Algorithm created to analyse large single-cell sequencing datasets

An algorithm which continuously processes new data has been developed to allow researchers to access and analyse single-cell sequencing information.

Data set

A newly developed algorithm uses online learning to provide a way for researchers around the world to analyse massive sets of single-cell sequencing data using the amount of memory found on a standard laptop computer. The technology was developed by a team from the University of Michigan, US. 

“Our technique allows anyone with a computer to perform analyses at the scale of an entire organism,” said Dr Joshua Welch, one of the lead researchers. “That is really what the field is moving towards.”
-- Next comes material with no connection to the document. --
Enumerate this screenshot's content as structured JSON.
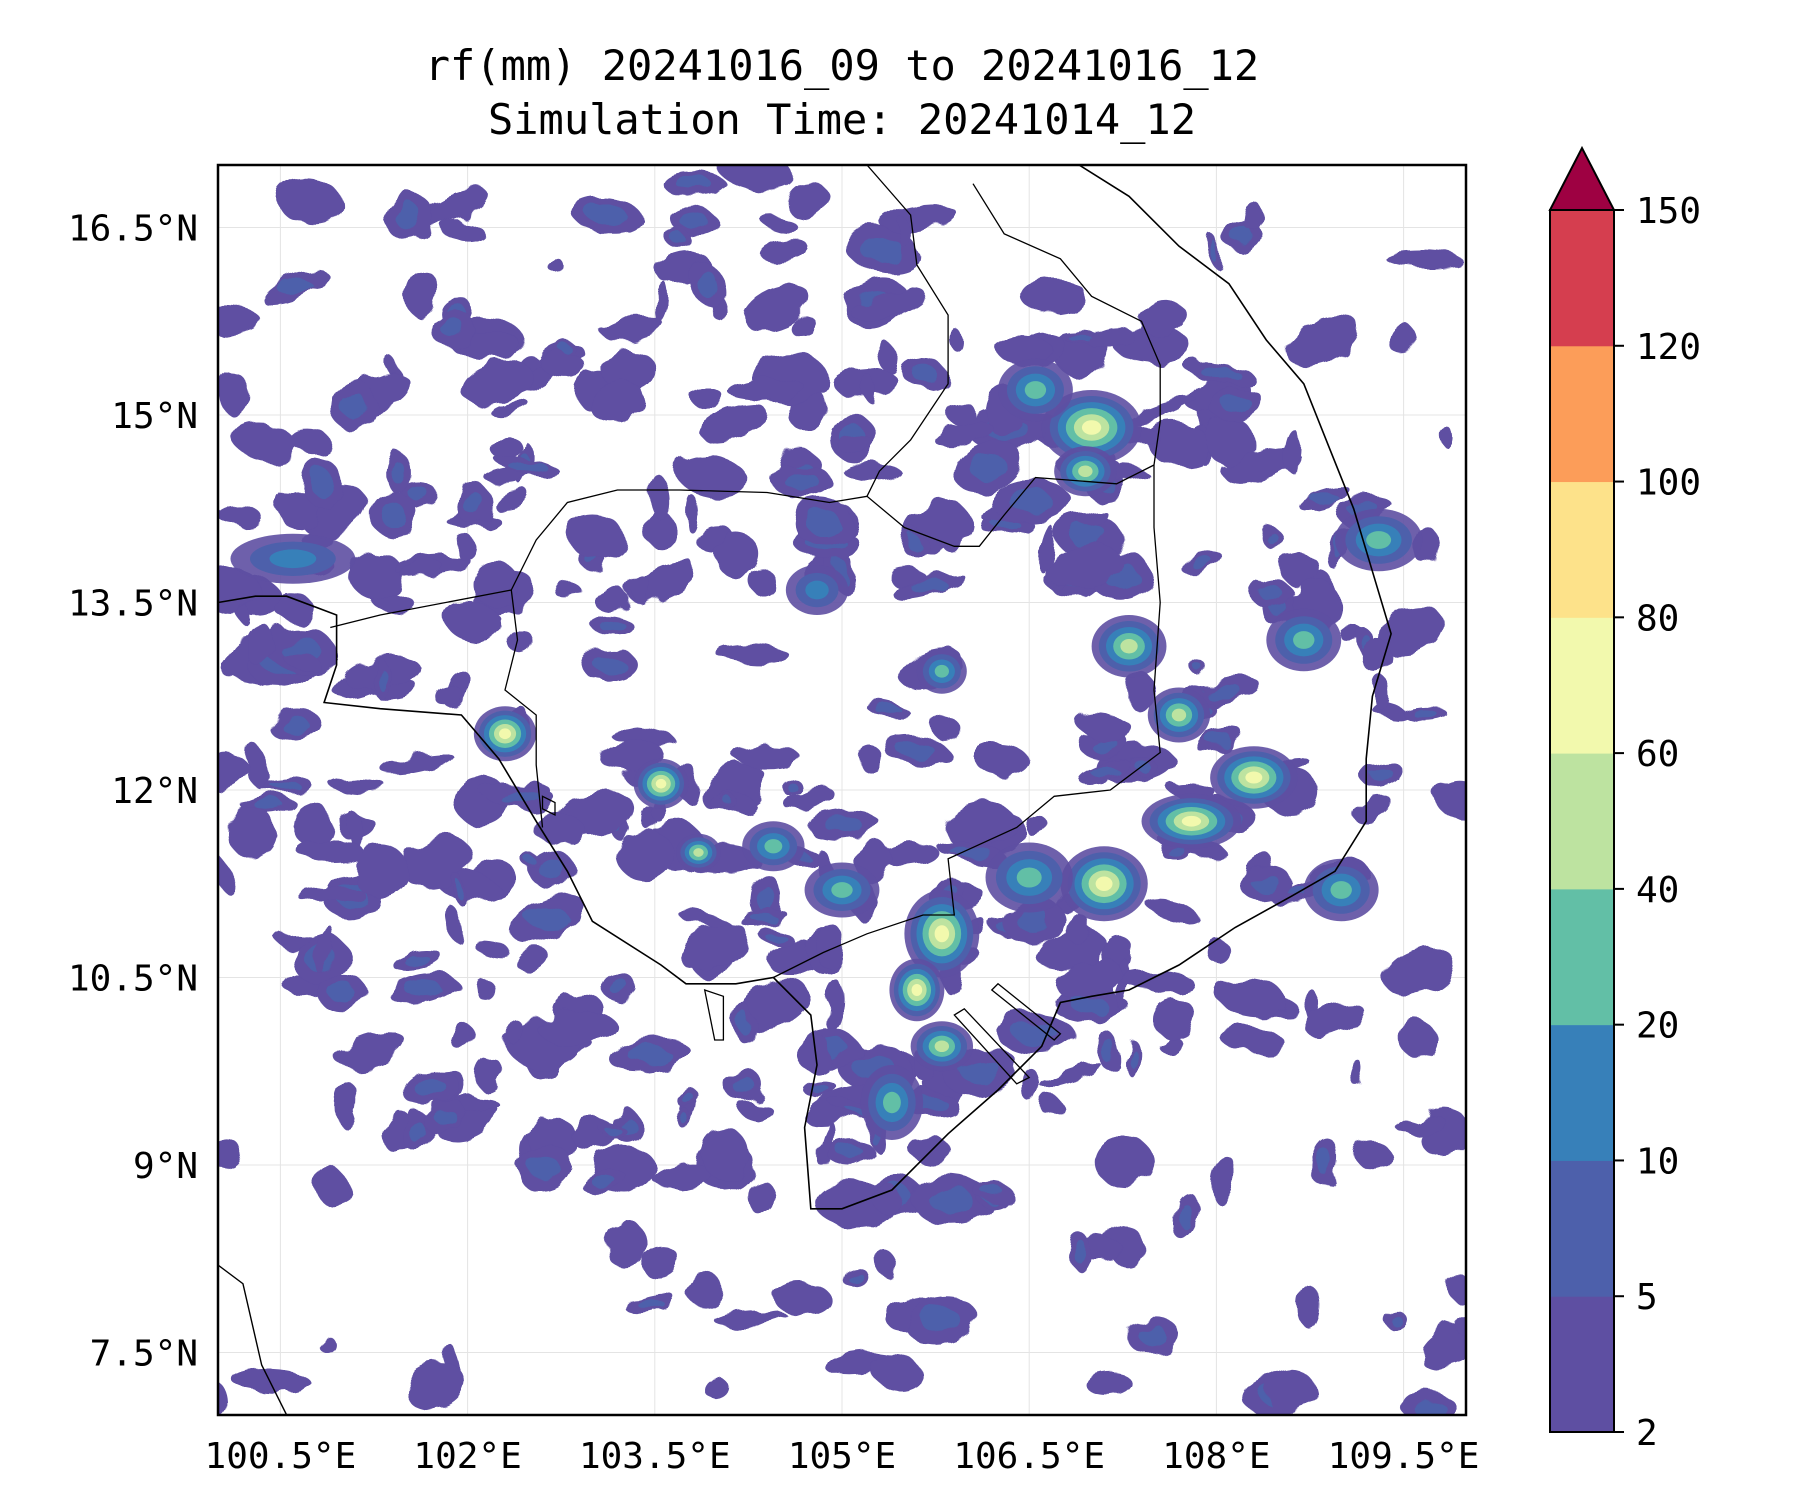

The team demonstrated their proof-of-principle using datasets from the US National Institute of Health’s (NIH) Brain Initiative, a project aimed at understanding the human brain by mapping every cell. 

According to the researchers, typically, for projects like this one, each single-cell dataset that is submitted must be re-analysed with the previous datasets in the order they arrive. The new approach allows new datasets to the be added to existing ones, without reprocessing the older datasets. It also enables researchers to break up datasets into so-called mini-batches to reduce the amount of memory needed to process them.

“This is crucial for the sets increasingly generated with millions of cells,” Welch said. “This year, there have been five to six papers with two million cells or more and the amount of memory you need just to store the raw data is significantly more than anyone has on their computer.”

Welch likens the online technique to the continuous data processing done by social media platforms, which must process continuously-generated data from users and serve up relevant posts to people’s feeds.

“Here, instead of people writing tweets, we have labs around the world performing experiments and releasing their data,” said Welch. “Understanding the normal compliment of cells in the body is the first step towards understanding how they go wrong in disease.”

The findings are described in Nature Biotechnology.